The henna plant holds much cultural significance in many countries including the African country of Somalia, Yemen, India, and many other regions, too. The first usage of henna that comes to mind is the henna tattoo, an often intricate, red design which gets painted on the skin and lasts for 1-3 weeks. Nowadays, black or blue “henna” tattoos are available as well, but those are quite dangerous!
Henna tattoos can be difficult to paint, which is why they are usually reserved for festive occasions in cultures where tattooing is prominent. In Israel and India, henna designs are painted upon the bride in advance to a wedding. Other celebrations also call for henna, such as birthdays and the upcoming Hindu holiday Diwali.
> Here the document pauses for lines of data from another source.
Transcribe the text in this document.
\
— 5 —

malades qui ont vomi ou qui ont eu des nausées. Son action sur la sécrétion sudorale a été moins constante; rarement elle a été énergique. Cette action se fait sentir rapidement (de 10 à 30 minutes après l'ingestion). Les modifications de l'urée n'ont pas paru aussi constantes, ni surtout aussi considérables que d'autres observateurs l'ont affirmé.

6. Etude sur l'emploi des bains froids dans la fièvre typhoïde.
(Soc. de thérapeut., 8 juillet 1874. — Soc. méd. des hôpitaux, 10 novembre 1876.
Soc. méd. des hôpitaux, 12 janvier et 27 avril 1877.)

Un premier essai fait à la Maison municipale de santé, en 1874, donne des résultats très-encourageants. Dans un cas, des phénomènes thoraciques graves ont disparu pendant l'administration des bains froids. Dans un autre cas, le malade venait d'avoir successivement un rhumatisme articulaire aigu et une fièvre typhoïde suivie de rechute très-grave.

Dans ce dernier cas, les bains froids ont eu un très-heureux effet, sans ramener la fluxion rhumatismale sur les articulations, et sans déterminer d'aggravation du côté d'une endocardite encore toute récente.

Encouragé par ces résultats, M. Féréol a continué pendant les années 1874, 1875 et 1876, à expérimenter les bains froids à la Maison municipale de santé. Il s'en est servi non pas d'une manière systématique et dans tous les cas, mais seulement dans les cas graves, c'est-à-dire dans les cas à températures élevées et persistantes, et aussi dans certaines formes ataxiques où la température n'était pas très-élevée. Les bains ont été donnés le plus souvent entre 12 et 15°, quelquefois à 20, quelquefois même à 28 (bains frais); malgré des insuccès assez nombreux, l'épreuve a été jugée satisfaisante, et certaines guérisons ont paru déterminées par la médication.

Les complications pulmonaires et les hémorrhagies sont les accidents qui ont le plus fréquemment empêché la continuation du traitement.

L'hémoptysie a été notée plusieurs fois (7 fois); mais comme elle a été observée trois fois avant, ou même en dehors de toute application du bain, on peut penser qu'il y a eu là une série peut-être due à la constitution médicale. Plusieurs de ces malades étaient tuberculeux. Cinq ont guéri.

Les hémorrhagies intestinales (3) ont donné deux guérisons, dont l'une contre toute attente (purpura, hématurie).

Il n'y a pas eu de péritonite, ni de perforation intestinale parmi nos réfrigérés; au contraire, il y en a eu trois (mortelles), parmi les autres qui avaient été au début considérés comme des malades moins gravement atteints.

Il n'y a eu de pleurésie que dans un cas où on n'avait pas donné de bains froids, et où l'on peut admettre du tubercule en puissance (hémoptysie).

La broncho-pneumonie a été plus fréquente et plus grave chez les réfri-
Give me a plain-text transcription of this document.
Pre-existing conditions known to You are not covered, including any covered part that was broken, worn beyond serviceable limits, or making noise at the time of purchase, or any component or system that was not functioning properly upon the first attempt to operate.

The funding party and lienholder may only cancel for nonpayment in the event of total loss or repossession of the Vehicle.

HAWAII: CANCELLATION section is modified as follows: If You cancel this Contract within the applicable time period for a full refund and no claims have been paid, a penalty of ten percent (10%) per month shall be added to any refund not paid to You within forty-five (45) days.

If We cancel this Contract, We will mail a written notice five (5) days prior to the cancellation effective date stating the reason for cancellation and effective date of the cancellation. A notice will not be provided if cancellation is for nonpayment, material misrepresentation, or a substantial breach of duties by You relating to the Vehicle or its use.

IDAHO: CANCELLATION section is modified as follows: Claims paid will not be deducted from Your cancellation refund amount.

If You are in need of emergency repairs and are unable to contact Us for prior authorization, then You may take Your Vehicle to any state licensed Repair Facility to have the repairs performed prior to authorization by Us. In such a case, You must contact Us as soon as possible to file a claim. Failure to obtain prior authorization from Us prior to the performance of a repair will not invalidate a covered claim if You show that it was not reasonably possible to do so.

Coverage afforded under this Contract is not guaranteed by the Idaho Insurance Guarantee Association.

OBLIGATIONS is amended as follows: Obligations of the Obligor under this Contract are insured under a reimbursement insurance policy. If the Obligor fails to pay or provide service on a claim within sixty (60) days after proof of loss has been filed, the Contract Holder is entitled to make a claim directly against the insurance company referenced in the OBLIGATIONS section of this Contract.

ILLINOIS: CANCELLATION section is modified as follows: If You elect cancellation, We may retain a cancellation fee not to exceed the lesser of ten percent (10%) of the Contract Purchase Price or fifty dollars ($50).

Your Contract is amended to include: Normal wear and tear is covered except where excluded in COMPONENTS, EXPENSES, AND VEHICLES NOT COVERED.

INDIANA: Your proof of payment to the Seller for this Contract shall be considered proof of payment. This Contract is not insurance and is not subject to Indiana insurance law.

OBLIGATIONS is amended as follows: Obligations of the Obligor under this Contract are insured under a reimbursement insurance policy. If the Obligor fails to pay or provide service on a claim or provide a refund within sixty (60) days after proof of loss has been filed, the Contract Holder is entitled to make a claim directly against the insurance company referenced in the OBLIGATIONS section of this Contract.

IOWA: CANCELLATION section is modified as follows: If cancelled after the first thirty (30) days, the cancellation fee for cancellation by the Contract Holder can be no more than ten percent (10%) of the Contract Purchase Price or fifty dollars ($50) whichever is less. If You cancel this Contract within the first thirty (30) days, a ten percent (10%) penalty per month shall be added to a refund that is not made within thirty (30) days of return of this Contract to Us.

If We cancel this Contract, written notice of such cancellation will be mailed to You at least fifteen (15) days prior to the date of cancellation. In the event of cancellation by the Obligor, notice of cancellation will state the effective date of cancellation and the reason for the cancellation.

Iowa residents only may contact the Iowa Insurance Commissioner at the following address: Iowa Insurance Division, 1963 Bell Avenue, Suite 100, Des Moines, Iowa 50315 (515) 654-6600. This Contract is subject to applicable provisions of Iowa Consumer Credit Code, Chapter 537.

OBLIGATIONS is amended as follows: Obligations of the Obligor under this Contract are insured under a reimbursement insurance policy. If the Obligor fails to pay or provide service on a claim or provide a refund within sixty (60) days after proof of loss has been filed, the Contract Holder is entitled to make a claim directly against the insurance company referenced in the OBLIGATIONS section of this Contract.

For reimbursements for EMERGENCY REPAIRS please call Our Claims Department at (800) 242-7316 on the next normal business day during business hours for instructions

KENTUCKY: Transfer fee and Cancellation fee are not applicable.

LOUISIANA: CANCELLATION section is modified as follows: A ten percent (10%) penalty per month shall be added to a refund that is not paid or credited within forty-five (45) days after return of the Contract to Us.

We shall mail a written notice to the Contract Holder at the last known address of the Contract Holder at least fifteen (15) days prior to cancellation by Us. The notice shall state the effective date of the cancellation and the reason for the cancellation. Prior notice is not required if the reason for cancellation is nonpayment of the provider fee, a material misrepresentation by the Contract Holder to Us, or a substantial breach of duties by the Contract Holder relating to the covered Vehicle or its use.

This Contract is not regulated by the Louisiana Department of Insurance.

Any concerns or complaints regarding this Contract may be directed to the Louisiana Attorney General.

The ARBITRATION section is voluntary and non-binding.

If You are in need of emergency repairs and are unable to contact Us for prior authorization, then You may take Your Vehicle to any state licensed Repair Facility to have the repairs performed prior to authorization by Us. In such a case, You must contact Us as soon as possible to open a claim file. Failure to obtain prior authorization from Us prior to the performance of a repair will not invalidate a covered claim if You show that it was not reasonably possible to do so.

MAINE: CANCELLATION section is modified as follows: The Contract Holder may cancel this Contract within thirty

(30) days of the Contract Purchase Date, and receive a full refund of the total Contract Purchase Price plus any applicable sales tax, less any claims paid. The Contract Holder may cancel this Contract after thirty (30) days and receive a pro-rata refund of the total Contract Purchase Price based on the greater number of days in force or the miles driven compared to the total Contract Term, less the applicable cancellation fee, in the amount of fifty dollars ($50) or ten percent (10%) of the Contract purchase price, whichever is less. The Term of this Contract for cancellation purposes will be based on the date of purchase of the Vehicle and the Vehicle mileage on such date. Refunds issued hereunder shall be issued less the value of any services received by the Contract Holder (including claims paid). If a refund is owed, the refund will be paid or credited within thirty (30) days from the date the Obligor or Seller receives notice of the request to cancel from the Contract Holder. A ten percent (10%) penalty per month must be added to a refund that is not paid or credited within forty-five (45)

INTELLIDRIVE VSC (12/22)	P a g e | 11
Another use of henna is to dye and fortify the hair. Pure henna can be bought as a powder, but requires an acidic addition such as lemon or vinegar, and about 24 hours’ worth of soaking before the paste can be applied to the hair. “Blonde” or “natural” henna can be purchased instead, and this powder is mixed with boiling water, applied to the hair and kept warm, and finally washed off for a vivid orange shade which fades to a more natural ginger color after half a week.
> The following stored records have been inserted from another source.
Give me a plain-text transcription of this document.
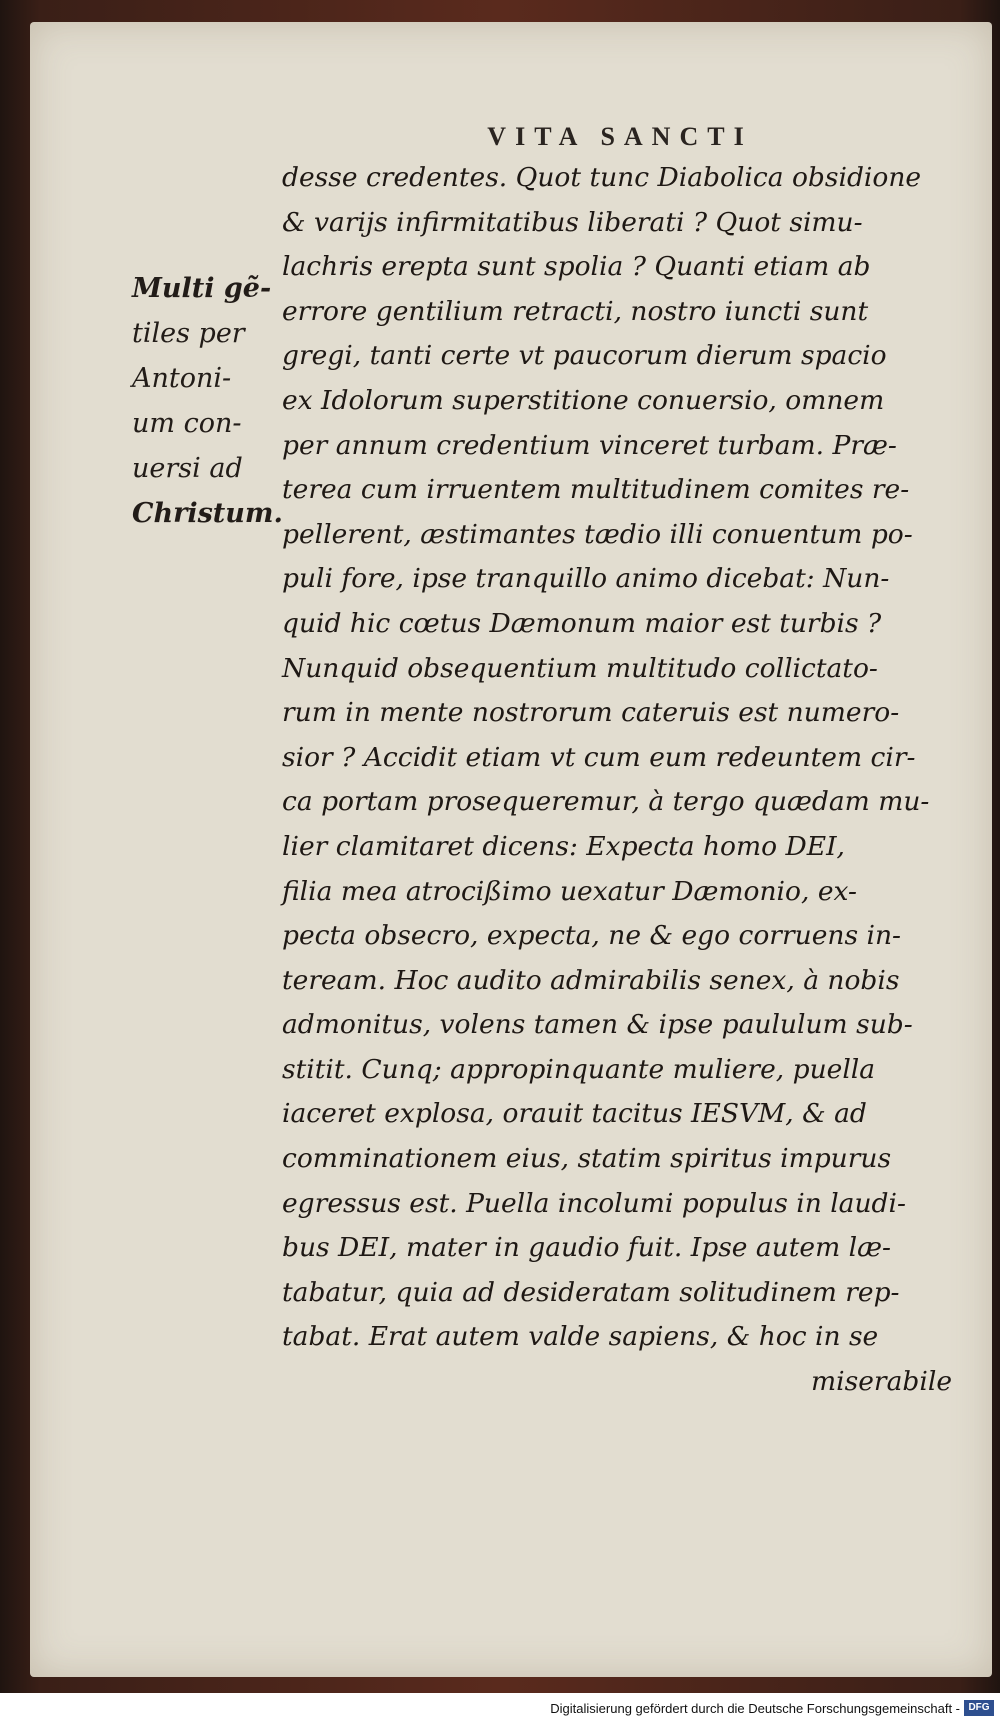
VITA SANCTI
Multi gẽ-
tiles per
Antoni-
um con-
uersi ad
Christum.
desse credentes. Quot tunc Diabolica obsidione
& varijs infirmitatibus liberati ? Quot simu-
lachris erepta sunt spolia ? Quanti etiam ab
errore gentilium retracti, nostro iuncti sunt
gregi, tanti certe vt paucorum dierum spacio
ex Idolorum superstitione conuersio, omnem
per annum credentium vinceret turbam. Præ-
terea cum irruentem multitudinem comites re-
pellerent, æstimantes tædio illi conuentum po-
puli fore, ipse tranquillo animo dicebat: Nun-
quid hic cœtus Dæmonum maior est turbis ?
Nunquid obsequentium multitudo collictato-
rum in mente nostrorum cateruis est numero-
sior ? Accidit etiam vt cum eum redeuntem cir-
ca portam prosequeremur, à tergo quædam mu-
lier clamitaret dicens: Expecta homo DEI,
filia mea atrocißimo uexatur Dæmonio, ex-
pecta obsecro, expecta, ne & ego corruens in-
teream. Hoc audito admirabilis senex, à nobis
admonitus, volens tamen & ipse paululum sub-
stitit. Cunq; appropinquante muliere, puella
iaceret explosa, orauit tacitus IESVM, & ad
comminationem eius, statim spiritus impurus
egressus est. Puella incolumi populus in laudi-
bus DEI, mater in gaudio fuit. Ipse autem læ-
tabatur, quia ad desideratam solitudinem rep-
tabat. Erat autem valde sapiens, & hoc in se
miserabile
Digitalisierung gefördert durch die Deutsche Forschungsgemeinschaft - DFG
The blonde henna powder, oddly enough, is not the same plant as plain old henna. In fact, the two are in different orders, which is to say they are as related to one another as a mouse and a porcupine. Yet, both plants can stain hair and skin an orange color.
I’ve experimented with henna as hair dye. Unlike many commercial boxed dyes, henna made my hair thicker, and stopped my frequent frizzy hair days right in their tracks. When I finally got tired of the redhead look and dyed my hair blonde, the henna’s orange still gave some strands of my hair a reddish tint—I hadn’t re-henna’d my hair for 9 months at that point. Henna has been used for ages to beautify the hair of women, there is little reason not to continue this trend!
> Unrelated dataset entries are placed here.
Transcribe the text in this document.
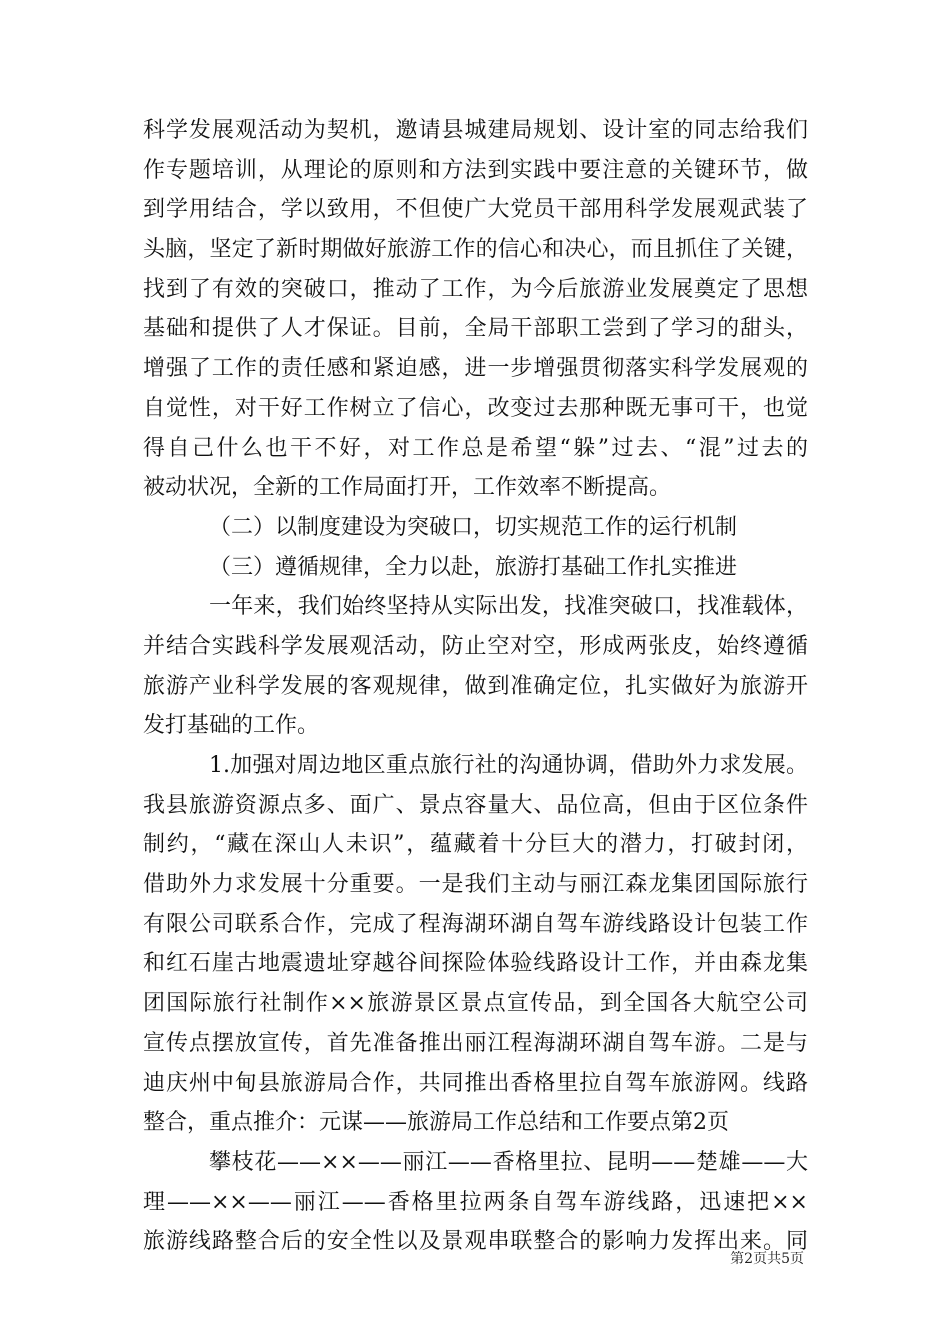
科学发展观活动为契机，邀请县城建局规划、设计室的同志给我们
作专题培训，从理论的原则和方法到实践中要注意的关键环节，做
到学用结合，学以致用，不但使广大党员干部用科学发展观武装了
头脑，坚定了新时期做好旅游工作的信心和决心，而且抓住了关键，
找到了有效的突破口，推动了工作，为今后旅游业发展奠定了思想
基础和提供了人才保证。目前，全局干部职工尝到了学习的甜头，
增强了工作的责任感和紧迫感，进一步增强贯彻落实科学发展观的
自觉性，对干好工作树立了信心，改变过去那种既无事可干，也觉
得自己什么也干不好，对工作总是希望“躲”过去、“混”过去的
被动状况，全新的工作局面打开，工作效率不断提高。
（二）以制度建设为突破口，切实规范工作的运行机制
（三）遵循规律，全力以赴，旅游打基础工作扎实推进
一年来，我们始终坚持从实际出发，找准突破口，找准载体，
并结合实践科学发展观活动，防止空对空，形成两张皮，始终遵循
旅游产业科学发展的客观规律，做到准确定位，扎实做好为旅游开
发打基础的工作。
1.加强对周边地区重点旅行社的沟通协调，借助外力求发展。
我县旅游资源点多、面广、景点容量大、品位高，但由于区位条件
制约，“藏在深山人未识”，蕴藏着十分巨大的潜力，打破封闭，
借助外力求发展十分重要。一是我们主动与丽江森龙集团国际旅行
有限公司联系合作，完成了程海湖环湖自驾车游线路设计包装工作
和红石崖古地震遗址穿越谷间探险体验线路设计工作，并由森龙集
团国际旅行社制作××旅游景区景点宣传品，到全国各大航空公司
宣传点摆放宣传，首先准备推出丽江程海湖环湖自驾车游。二是与
迪庆州中甸县旅游局合作，共同推出香格里拉自驾车旅游网。线路
整合，重点推介：元谋——旅游局工作总结和工作要点第2页
攀枝花——××——丽江——香格里拉、昆明——楚雄——大
理——××——丽江——香格里拉两条自驾车游线路，迅速把××
旅游线路整合后的安全性以及景观串联整合的影响力发挥出来。同
第2页共5页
As a final note, true henna and “natural” henna are two very different plants. Specifically, true henna is Lawsonia intermis, while “natural” henna is Senna italica. Both of the plants have dying properties concentrated in their leaves, which are dried, powdered, and possibly further processed. In addition to dying hair, plants in the Senna genus have a certain quality about them which makes Senna a very undesirable food choice. Dried Senna powder is used as a laxative tea for dieters, marketed as “Ballerina tea”. If you are ever required to brew yourself some of this tea, you may notice the water becoming a yellow-orange color, and they hay-like smell is very close to how S. italica powder smells right before you apply it to your hair.
Although henna has many uses, my favorite will always remain the beautiful henna tattoos.